Fenofibrate, marketed under various trade names, is a popular antilipidemic medication known for its poor oral bioavailability, requiring it to be dosed with food. Several dosage forms of fenofibrate are currently available (Table 3). Each aims to increase the bioavailability of the medication, primarily through smaller particle size, thus eliminating the need to be dosed with meals. The current formulation of Tricor^® and Triglide^® are nanoparticle formulations of fenofibrate. Fenofibrate is a peroxisome proliferator receptor alpha activator and is used as an adjunct to diet for the treatment of hypercholesterolemia and hypertriglyceridemia (product information for Tricor, Abbott Laboratories January 2014). Fenofibrate is an inactive prodrug that once hydrolyzed forms fenofibric acid.⁹⁹ Fenofibric acid reduces total cholesterol (TC), low-density lipoprotein cholesterol (LDL), triglycerides (TG), and very-low-density lipoprotein concentrations; and increases high density lipoprotein cholesterol (HDL). This class of antilipidemics, commonly referred to as fibrates, also includes gemfibrozil (brand name Lopid^®) and clofibrate (now discontinued). Fenofibrate is known for fewer ADRs and drug interactions than others in the fibrate class.

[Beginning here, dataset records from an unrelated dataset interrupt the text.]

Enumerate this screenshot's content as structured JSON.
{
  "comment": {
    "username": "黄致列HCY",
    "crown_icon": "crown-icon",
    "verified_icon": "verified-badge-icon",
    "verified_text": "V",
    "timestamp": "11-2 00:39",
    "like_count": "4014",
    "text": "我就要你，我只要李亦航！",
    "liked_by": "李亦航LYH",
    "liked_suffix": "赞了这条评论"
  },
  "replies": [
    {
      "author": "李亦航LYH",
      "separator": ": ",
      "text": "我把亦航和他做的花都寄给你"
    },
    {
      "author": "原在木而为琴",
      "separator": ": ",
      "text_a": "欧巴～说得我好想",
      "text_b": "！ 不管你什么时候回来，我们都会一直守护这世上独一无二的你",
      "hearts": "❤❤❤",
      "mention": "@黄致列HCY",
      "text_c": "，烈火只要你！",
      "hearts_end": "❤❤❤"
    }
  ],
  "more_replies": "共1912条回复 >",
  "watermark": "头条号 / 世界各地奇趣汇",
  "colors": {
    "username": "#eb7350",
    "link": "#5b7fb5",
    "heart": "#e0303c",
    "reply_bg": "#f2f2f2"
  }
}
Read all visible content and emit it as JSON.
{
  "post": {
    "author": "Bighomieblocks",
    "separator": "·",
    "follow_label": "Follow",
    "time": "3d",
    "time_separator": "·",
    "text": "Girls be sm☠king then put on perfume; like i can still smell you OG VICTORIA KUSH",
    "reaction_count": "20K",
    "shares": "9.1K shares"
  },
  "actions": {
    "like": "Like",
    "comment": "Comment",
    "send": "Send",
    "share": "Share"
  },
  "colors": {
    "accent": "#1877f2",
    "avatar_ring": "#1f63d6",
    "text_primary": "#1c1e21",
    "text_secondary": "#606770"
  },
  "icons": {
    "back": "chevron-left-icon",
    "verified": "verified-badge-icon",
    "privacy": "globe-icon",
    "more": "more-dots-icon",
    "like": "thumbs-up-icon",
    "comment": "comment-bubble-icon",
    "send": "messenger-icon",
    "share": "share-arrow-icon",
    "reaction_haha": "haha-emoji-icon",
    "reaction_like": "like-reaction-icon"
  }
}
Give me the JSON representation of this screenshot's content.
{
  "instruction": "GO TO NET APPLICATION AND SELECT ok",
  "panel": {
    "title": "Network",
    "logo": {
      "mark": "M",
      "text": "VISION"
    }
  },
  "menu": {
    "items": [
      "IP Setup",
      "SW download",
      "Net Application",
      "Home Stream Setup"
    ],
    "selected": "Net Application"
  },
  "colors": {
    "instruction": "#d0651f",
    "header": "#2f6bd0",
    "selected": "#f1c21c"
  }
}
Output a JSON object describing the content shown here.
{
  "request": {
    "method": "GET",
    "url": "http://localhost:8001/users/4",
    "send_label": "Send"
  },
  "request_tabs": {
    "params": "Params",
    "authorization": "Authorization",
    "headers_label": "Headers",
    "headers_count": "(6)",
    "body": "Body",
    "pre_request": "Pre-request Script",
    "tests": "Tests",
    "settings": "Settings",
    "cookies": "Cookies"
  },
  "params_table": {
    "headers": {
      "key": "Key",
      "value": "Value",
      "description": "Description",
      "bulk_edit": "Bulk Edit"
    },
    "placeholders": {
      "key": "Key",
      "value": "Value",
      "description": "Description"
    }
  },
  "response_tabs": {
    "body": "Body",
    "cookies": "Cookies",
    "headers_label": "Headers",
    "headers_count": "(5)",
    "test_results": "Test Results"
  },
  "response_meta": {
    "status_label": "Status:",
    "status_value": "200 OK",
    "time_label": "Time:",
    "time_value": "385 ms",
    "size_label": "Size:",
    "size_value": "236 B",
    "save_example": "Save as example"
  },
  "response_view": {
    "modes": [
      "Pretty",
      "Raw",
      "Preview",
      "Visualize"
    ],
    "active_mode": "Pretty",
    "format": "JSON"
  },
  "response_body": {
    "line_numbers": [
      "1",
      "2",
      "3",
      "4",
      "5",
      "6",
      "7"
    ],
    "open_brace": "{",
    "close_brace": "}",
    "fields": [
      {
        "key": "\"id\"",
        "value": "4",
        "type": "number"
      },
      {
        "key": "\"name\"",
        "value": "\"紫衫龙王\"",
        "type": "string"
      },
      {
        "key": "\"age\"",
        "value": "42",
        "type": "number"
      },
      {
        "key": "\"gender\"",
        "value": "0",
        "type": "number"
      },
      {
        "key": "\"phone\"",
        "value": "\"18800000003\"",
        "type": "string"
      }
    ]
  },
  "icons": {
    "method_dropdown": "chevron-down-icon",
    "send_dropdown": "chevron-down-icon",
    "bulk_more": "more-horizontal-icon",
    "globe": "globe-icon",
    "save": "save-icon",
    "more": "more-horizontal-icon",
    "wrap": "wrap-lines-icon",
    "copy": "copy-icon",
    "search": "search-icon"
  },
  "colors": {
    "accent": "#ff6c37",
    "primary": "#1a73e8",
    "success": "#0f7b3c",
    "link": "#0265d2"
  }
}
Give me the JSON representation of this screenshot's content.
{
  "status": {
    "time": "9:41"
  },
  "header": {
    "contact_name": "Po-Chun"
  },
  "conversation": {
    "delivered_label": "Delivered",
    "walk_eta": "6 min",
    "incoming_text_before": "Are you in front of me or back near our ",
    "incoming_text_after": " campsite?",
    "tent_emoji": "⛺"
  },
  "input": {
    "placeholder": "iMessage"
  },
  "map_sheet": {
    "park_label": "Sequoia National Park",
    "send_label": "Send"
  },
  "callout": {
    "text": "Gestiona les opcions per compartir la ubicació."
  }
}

Chemically, fenofibrate is a lipophilic and poorly soluble compound; therefore, maintaining therapeutic blood levels is difficult. In its original formulation, fenofibrate displayed poor bioavailability, which increased by 35% when taken with food.³⁷ Meals containing higher fat levels may further increase absorption of fenofibrate by acting as an emulsifier to increase its solubility.³⁷ Therefore, patients are counseled to take this fenofibrate formulation with meals, possibly negatively affecting compliance and subsequent lipid control. Various manufacturers of fenofibrate have aimed to improve formulations by decreasing particle size in efforts to increase solubility and bioavailability, therefore eliminating administration constraints.⁹⁹

Table 3 Clinical data on fenofibrate products Notes: *Cost relates to price per 30 days. +Generic available; priced according to generic price. Abbreviations: IDD-P, Insoluble Drug Delivery – Particles™ technology; LDL, low-density lipoprotein cholesterol; TG, triglycerides.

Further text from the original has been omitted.